Wovor soll ich mich fürchten ?
(Auschwitz est mon manteau
tu as peur de l'obscurité ?
Je te le dis, là où le chemin est vide d'homme
tu n'as pas besoin de t'effrayer
Je n'ai pas peur
ma peur est restée à Auschwitz
et dans les camps
Auschwitz est mon manteau
Bergen-Belsen est ma robe
Et Ravensbrück mon maillot de corps
De quoi faut-il que j'ai peur ? )
Ils nous qualifient de minorité
et en plus en sont fiers
Eux mêmes se qualifient aussi de minorités
ce qui leur permet de mieux savoir agir
avec des gens
qu'ils ont entraînés
dans la minorité
Selon cette dénomination
ils sont la meule
des temps modernes
Administrations établies tous les bureaux
reportages télévisés bouleversent
les civilisations développées ne l'ont pas facile
quand elles instruisent la minorité
sur la société humaine
C'est comme ça qu'elles savent
à qui elles ont à faire
Quand en ces temps
des enfants viennent au monde
ils ont déjà un nom
Minorité
Auschwitz est mon manteau
tu as peur de l'obscurité?
je te dis que là où le chemin est dépeuplé,
tu n'as pas besoin de t'effrayer
je n'ai pas peur.
ma peur s'est arrêtée à Auschwitz
et dans les camps.
Auschwitz est mon manteau,
Bergen Belsen ma robe
et Ravensbrück mon tricot de peau.
de quoi faut-il que j'aie peur?
Quand tu es seul, alors ça t'enveloppe. Parfois, la douleur tourne à la mélancolie. D'abord c'est la douleur, et puis ça devient si mélancolique que je pourrais fondre en larmes. Mais après, je sens le lien avec les miens, avec mon peuple, même si on a été tellement dispersés. Ce que les parents ont donné, c'est tellement puissant que ça te porte encore. Ils sont juste devant nous, mais ils sont toujours là.
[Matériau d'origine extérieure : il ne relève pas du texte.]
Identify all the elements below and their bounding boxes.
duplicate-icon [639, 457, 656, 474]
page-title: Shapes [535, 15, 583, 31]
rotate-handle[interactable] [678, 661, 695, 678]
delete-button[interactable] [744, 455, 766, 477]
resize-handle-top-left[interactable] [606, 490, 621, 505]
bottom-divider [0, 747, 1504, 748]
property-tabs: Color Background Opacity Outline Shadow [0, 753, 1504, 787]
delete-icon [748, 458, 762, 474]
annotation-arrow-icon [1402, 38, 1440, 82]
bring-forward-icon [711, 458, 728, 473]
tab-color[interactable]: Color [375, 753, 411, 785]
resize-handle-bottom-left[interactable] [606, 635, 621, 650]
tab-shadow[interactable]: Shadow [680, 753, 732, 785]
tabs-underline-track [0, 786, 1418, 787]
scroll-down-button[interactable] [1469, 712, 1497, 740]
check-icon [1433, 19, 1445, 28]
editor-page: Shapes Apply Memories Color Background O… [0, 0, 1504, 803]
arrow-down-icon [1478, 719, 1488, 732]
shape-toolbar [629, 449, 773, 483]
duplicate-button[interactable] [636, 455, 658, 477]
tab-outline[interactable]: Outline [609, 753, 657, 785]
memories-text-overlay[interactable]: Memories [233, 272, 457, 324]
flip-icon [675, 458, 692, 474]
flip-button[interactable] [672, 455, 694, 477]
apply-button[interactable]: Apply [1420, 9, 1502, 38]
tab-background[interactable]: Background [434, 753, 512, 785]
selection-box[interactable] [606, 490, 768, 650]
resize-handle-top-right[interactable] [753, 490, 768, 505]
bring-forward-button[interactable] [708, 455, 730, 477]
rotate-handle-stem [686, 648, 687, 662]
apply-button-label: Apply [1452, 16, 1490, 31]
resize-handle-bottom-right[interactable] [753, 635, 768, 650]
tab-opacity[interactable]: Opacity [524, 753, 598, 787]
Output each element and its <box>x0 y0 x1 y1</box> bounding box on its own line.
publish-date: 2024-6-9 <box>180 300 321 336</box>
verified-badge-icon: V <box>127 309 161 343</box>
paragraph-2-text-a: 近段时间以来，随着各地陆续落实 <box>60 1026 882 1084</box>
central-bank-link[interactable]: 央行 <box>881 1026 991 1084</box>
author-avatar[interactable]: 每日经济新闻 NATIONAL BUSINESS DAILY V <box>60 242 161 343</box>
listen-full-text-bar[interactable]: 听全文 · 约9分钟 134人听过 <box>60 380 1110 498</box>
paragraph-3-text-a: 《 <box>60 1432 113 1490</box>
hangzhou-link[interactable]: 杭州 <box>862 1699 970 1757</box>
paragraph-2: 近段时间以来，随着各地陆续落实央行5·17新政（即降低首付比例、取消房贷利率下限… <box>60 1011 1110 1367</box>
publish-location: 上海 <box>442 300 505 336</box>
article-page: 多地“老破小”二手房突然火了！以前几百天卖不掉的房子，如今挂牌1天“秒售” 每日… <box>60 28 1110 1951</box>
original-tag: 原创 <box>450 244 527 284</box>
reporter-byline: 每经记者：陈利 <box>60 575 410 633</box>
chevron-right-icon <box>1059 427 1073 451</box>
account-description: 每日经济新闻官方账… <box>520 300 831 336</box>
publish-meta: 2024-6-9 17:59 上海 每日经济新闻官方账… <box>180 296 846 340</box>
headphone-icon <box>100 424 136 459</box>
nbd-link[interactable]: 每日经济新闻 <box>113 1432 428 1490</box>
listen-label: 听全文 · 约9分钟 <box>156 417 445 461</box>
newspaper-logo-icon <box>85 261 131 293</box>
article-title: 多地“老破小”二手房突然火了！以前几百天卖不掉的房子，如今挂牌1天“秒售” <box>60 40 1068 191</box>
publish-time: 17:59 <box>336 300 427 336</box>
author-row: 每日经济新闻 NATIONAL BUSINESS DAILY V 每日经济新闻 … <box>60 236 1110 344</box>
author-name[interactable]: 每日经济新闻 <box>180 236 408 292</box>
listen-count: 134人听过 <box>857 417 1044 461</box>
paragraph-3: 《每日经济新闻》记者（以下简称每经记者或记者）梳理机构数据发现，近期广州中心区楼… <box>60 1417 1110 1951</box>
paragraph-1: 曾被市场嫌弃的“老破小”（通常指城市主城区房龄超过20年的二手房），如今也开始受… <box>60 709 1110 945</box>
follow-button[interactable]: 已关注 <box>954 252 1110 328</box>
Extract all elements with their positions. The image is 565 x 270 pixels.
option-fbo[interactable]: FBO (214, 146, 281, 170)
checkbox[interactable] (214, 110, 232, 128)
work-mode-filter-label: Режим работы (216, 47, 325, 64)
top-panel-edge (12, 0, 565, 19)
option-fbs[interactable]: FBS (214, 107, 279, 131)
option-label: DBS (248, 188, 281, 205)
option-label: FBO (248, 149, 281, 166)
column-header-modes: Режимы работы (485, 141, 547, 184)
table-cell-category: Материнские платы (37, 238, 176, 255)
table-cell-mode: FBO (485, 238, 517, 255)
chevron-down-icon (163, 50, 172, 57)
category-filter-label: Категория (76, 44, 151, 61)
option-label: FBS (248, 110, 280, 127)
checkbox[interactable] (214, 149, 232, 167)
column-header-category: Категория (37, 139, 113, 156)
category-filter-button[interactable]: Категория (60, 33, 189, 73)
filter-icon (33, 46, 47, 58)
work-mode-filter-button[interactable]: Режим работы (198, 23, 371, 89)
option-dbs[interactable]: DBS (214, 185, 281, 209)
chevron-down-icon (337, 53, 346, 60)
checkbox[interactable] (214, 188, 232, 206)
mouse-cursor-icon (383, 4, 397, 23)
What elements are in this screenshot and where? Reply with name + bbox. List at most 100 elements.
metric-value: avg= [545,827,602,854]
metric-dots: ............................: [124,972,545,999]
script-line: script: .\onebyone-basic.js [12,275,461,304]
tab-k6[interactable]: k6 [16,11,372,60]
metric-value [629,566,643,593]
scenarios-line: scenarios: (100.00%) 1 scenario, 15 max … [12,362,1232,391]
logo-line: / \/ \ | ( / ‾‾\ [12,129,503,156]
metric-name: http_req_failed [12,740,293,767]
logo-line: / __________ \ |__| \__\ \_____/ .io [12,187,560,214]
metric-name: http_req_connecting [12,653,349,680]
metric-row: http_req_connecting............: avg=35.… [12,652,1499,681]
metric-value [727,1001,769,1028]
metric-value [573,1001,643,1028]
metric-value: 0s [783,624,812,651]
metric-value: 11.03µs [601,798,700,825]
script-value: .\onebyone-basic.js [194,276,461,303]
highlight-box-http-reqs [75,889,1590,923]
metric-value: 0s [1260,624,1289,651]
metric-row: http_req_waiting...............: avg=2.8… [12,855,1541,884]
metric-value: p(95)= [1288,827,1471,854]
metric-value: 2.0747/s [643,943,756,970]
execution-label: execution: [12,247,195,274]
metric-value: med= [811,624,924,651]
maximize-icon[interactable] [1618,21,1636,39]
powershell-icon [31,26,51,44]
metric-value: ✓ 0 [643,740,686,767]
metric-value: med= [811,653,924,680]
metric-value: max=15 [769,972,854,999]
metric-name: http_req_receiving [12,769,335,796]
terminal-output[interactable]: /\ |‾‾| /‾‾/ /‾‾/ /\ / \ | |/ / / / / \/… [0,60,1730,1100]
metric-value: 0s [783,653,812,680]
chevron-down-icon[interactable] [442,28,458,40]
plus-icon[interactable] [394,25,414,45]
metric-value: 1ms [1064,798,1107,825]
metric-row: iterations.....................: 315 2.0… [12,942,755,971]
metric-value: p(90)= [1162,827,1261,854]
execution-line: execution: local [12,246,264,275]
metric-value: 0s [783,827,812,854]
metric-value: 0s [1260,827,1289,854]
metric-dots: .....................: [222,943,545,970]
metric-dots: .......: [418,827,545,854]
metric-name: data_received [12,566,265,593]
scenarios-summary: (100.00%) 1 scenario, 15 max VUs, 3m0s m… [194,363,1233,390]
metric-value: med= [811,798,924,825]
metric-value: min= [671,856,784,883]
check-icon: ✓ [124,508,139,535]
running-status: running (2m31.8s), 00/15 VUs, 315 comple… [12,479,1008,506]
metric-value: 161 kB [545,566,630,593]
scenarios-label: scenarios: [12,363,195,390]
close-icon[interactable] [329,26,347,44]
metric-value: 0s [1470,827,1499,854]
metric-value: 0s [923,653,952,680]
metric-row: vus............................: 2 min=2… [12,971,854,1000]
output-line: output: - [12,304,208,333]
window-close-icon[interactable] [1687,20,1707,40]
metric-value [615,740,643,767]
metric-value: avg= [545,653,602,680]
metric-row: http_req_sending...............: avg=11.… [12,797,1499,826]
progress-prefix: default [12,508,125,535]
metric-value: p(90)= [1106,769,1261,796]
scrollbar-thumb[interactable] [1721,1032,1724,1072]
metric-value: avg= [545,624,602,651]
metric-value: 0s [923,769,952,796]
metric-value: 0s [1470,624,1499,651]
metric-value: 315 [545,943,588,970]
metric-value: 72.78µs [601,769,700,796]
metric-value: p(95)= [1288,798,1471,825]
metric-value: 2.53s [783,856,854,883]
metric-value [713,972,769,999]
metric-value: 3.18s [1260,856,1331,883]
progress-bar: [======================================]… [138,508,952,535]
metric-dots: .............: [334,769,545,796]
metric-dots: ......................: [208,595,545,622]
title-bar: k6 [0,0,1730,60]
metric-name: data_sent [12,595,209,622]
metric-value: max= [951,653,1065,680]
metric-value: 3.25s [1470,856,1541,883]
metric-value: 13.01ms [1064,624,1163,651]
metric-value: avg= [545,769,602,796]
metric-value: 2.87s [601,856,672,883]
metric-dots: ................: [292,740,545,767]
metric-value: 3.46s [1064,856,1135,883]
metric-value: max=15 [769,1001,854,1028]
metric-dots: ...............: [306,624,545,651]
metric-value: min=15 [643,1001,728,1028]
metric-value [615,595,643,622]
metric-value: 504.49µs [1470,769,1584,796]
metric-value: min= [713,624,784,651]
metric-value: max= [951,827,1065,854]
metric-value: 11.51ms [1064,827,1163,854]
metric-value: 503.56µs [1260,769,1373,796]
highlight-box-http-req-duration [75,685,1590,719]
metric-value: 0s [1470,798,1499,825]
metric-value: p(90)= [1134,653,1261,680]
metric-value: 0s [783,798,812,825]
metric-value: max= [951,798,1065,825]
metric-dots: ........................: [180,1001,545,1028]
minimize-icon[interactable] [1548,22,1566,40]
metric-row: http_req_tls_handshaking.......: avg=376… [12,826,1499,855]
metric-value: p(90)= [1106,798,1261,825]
Nous sommes un peuple qui dans le désespoir sait danser et chanter.
Le tournesol est la fleur du Rom.
Elle le nourrit, elle est la vie.
Et les femmes se parent de lui.
Il a la couleur du soleil.
Enfants, au printemps nous avons mangé ses feuilles
Jaunes délicates et à l’automne ses pépins.
Il était important pour le Rom.
Plus important que la rose,
Parce que la rose nous fait pleurer.
Le tournesol, lui, nous fait rire.
On mangeait aussi des lacets de cuir et on avalait de la terre. Quand il n’y a plus rien, tu manges tout, aussi des vieux chiffons !
Les notes de mes chansons en romani
sont toutes encore en désordre
la plus haute est perchée tout en haut
et la plus petite tombe d'un côté ou de l'autre.
Mes notes n'ont encore rien pour se tenir
elles se chamaillent aussi,
et ce, bien que je le leur aie dit.
Ayez donc un peu de patience, vous êtes
des notes en romani.
Et croyez-vous
que vous allez bien supporter les feux de la rampe
car enfin vous n'avez jamais encore connu la lumière ?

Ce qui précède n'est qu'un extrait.